4.1 towards measuring text suitability

before retrieving relevant texts for l2 language learning, there must be some criteria of what factors determine the textual value and how to measure or quantify such value. in this section, i will discuss some aspects of the previously summarized papers related to this task.

text complexity — since reading is one of the core exercises in l2 learning that contributes to the learner’s success in language acquisition, it is essential to find texts that are suitable to their needs quickly. one common way to measure text suitability for l2 learning is text complexity. i saw this extensively from heilman et al. (2007) when they used uni-gram language models to generalize lexical complexity and predict readability grade levels of test texts. heilman et al. (2007) used parsers to extract syntactic structures and part-of-speech tags to generalize syntactic complexity. while these methods are more sophisticated than traditional methods often discussed in the literature, they capture stronger generalizations that improve performance in predicting text complexity for l1 and l2 texts.
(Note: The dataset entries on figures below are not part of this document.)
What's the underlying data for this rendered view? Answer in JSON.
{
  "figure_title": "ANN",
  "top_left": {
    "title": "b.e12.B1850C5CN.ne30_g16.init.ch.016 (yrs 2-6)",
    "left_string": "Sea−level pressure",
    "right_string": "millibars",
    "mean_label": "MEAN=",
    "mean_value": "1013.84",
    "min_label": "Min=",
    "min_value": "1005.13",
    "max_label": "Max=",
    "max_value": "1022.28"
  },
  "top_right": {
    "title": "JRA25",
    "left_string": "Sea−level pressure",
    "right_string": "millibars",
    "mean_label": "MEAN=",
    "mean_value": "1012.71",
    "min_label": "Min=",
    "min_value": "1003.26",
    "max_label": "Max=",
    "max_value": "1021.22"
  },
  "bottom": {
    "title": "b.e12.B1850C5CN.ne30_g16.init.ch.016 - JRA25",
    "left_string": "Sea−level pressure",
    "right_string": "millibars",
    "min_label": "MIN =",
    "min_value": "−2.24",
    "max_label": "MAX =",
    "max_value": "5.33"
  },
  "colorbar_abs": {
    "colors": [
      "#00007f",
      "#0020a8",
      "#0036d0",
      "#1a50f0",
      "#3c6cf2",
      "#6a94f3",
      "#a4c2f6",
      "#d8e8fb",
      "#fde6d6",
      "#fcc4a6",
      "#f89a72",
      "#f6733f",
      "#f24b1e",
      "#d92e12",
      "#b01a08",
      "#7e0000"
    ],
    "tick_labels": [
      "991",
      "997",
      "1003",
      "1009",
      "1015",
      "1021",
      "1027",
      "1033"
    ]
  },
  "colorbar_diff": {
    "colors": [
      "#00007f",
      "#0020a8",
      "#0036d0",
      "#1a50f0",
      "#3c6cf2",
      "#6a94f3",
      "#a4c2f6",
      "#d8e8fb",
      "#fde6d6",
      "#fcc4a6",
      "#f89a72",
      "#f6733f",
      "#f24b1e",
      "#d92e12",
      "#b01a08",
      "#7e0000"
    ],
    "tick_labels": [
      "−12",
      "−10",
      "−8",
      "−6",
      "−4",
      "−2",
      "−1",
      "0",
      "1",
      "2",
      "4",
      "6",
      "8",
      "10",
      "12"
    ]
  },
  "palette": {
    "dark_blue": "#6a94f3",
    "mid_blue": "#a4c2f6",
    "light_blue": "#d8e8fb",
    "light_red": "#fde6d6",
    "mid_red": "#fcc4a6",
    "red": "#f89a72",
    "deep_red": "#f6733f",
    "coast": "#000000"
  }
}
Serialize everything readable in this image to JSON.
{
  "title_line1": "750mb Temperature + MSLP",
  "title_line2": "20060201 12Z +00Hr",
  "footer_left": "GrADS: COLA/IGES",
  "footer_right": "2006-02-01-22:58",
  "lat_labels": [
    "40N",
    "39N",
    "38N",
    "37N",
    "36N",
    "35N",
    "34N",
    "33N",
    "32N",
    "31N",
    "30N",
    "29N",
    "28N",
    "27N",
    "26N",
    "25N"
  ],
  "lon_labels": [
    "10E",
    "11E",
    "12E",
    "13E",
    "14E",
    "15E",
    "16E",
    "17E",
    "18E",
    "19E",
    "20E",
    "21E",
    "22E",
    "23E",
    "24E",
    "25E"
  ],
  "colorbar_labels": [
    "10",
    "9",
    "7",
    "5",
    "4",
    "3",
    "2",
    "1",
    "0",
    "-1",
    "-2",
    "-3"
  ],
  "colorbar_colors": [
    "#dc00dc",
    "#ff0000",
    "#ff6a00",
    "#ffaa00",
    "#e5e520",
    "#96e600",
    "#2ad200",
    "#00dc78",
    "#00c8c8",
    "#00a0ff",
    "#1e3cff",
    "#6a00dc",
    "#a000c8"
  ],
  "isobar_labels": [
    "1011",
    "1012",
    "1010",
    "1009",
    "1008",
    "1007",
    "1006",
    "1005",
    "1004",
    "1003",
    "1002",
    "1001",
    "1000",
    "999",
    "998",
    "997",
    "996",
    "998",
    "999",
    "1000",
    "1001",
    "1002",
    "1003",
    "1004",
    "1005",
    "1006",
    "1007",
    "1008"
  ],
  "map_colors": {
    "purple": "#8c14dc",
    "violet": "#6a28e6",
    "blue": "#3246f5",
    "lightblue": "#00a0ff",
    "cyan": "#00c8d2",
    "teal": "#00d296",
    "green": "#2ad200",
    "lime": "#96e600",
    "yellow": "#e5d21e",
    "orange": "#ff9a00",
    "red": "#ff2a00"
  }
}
alternatively, i saw a more straightforward metric used by lee and yeung (2021), new-word density. while this does not quite capture the same amount of information as more sophisticated measures, it is more adaptable to an individual’s l2 knowledge. in other words, this metric can be used for a more fine-grained measure of text complexity, while the more sophisticated approach is limited to a coarse-grained graded-level measure of text complexity. in isolation, both systems seem sufficient for measuring text complexity. however, as i saw from lee and yeung (2021), the text retrieval process from the perspective of l2 learning can be sensitive to coarse-grained measures.

a possible solution could be introducing an interpolation procedure between grade levels to help stabilize the transition as the learner is promoted. this transition measure may need to be evaluated or tuned. it has the potential to introduce smoothing over the unstable variation of measure gaps seen in the simulation of a learner using the graded vocabulary approach (lee and yeung (2021)).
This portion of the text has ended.